Never fear, ladies! Help is on the way - prize-winning, peerless, potash-free help. Potash, or potassium carbonate, is used in making soap, glass and fertilizer. Not boot-polish, thank goodness.You will never again be caught sneaking out of the house with matte-finish, miserable-looking baby carriages, dingy boots, soiled rubbers or rusty satchels.
That is quite an image Mr. Hauthaway manages to conjure up in a few lines. I am imagining some poor lackluster, exhausted mother struggling along the street sporting all of these non-shiny items. And while I never hauled a leather satchel, and umbrella strollers don't really take to boot-blacking - I do remember those days when I could have used a little Peerless Gloss.

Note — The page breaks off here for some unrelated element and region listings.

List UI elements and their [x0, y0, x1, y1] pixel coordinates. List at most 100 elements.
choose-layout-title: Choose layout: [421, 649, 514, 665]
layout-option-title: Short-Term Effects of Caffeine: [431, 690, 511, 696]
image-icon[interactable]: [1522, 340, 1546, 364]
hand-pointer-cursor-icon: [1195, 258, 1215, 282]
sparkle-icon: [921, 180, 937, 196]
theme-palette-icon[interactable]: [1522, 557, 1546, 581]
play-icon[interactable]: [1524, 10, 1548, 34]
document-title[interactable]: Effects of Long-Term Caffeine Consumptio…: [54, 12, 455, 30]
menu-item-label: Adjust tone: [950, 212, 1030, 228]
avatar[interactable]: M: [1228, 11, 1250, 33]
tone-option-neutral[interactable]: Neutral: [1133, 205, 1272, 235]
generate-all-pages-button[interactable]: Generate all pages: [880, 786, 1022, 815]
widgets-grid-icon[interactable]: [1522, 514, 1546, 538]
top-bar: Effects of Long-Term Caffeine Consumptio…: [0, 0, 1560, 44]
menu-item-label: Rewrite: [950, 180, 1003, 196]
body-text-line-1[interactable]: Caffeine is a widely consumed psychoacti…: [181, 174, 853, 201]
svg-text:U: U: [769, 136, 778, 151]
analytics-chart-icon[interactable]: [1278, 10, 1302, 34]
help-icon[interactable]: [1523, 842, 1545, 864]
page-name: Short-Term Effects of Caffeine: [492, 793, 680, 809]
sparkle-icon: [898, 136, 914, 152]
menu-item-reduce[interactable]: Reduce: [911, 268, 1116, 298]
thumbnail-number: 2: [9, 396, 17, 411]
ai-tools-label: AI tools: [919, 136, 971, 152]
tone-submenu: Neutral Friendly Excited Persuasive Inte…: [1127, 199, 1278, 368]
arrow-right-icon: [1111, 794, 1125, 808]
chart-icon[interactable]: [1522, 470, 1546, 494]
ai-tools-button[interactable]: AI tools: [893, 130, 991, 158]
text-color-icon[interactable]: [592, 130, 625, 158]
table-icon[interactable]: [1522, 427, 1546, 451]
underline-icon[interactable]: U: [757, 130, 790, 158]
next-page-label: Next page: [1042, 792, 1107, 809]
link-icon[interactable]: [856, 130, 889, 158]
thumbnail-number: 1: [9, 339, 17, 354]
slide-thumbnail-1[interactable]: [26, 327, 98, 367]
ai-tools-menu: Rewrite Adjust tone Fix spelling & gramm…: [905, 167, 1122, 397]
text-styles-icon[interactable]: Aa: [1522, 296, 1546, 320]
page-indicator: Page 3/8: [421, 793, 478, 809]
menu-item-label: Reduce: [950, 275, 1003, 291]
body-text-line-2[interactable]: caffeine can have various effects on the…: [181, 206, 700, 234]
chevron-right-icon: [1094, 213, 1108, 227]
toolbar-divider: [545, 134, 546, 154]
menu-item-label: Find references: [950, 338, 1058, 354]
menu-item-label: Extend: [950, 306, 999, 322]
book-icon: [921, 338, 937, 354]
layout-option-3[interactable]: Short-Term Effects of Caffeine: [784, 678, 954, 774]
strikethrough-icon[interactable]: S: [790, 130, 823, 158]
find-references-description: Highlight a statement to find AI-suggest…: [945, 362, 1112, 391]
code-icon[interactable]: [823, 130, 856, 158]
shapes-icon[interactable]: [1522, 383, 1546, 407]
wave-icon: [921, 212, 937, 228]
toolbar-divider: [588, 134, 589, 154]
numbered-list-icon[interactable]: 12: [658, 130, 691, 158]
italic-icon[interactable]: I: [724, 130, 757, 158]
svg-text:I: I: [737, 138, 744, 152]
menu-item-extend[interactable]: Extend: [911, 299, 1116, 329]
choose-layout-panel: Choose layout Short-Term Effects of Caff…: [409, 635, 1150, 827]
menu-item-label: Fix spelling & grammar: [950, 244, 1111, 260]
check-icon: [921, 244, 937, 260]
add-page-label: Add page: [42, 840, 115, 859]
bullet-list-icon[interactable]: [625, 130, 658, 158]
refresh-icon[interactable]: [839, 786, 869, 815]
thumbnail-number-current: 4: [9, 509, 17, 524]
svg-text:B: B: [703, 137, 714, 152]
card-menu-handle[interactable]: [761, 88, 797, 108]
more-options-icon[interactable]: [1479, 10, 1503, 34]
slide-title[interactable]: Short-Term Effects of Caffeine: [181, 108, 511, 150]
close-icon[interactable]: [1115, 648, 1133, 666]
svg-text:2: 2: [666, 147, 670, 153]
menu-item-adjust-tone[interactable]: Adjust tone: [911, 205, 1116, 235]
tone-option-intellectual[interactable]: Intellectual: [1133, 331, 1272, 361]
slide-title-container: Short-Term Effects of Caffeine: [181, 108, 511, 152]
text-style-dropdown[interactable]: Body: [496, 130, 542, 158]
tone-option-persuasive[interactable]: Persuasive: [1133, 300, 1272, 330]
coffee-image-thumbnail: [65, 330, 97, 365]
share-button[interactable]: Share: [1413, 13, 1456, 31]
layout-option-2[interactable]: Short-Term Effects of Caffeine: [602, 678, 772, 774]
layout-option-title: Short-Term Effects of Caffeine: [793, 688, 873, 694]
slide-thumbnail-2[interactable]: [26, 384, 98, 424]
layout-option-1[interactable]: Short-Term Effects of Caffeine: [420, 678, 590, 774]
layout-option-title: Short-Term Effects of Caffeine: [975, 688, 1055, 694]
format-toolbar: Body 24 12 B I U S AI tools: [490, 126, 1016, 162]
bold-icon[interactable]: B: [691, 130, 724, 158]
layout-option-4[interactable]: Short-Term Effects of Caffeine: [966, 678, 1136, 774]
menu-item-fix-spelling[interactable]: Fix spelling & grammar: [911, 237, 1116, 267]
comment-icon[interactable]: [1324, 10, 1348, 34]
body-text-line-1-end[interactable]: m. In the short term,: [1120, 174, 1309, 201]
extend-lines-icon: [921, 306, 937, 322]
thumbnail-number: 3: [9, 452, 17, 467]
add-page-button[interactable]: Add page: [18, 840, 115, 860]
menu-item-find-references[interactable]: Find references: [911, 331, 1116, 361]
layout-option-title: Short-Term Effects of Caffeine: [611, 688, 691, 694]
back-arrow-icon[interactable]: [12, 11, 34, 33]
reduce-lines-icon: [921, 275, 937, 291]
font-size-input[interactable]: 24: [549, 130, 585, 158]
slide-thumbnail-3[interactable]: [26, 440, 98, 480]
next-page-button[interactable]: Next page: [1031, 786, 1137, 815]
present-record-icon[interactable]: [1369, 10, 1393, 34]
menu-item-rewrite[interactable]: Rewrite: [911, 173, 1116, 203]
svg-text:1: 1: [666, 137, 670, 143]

From The Housekeepers' Friend (Cobb, Bates and Yerxa, 1880), no page number listed [at front with other advertisements].
8 comments:
Thank goodness!
My button-up boots and satchels will sparkle once more!
I'll bet I was wheeled around in a miserable looking baby carriage. It would explain many of my maladjustments.
Did they make a version for gentlemen?
Woo! I hate those 'miserable looking baby carriages'!
Jayne - I wonder if it works on New Balance? Probably not...
Bill - From the photographic evidence, it seems that my baby carriage (which was the size of a small car) was not shiny. And like you, I feel that this explains many things...
Hairball - Probably, if there was money in it.
Meghann - Oh, so do I! And yet...our were never shiny (I have 2 girls so we went through a whole lineup of vehicles, including a couple of wagons, also not shiny)
Loving your posts as always...such a creative way to poke fun! I chose you as one of my favorite blogs to tag...just one of those answer questions tags. If you want to play, go to my blog to get the questions..there's only three of them! Rock on with those Awesome ads!
And it will not soil the finest clothing.
It WILL soil, however, your everyday clothing - which is what you are more likely wearing when you recondition the leather on your miserable pram. Just smear a bit on your white blouse and let's test this claim out. You go first. I don't have a blouse... )
Notice how painstakingly accurate they are when referencing the number of bottles sold this month. This is to assure you of their honesty.
Alterity - Thank you! I will go check it out. I tend to do tags in a retro-ad sort of way, so I will see what I can think of.
Max - The laundry basket tends to more than adequately satisfy my schmutz requirements in life, so I was also suspicious of this product. It must be like shoe polish - and black shoe polish is like a tiresome celebrity: it turns up everywhere.
I think that the reference to the number of bottles sold shows some defensive sense of inadequacy, don't you? I think this just squeaks into the Freudian era (which I guess begins about 1895ish with Studies in Hysteria).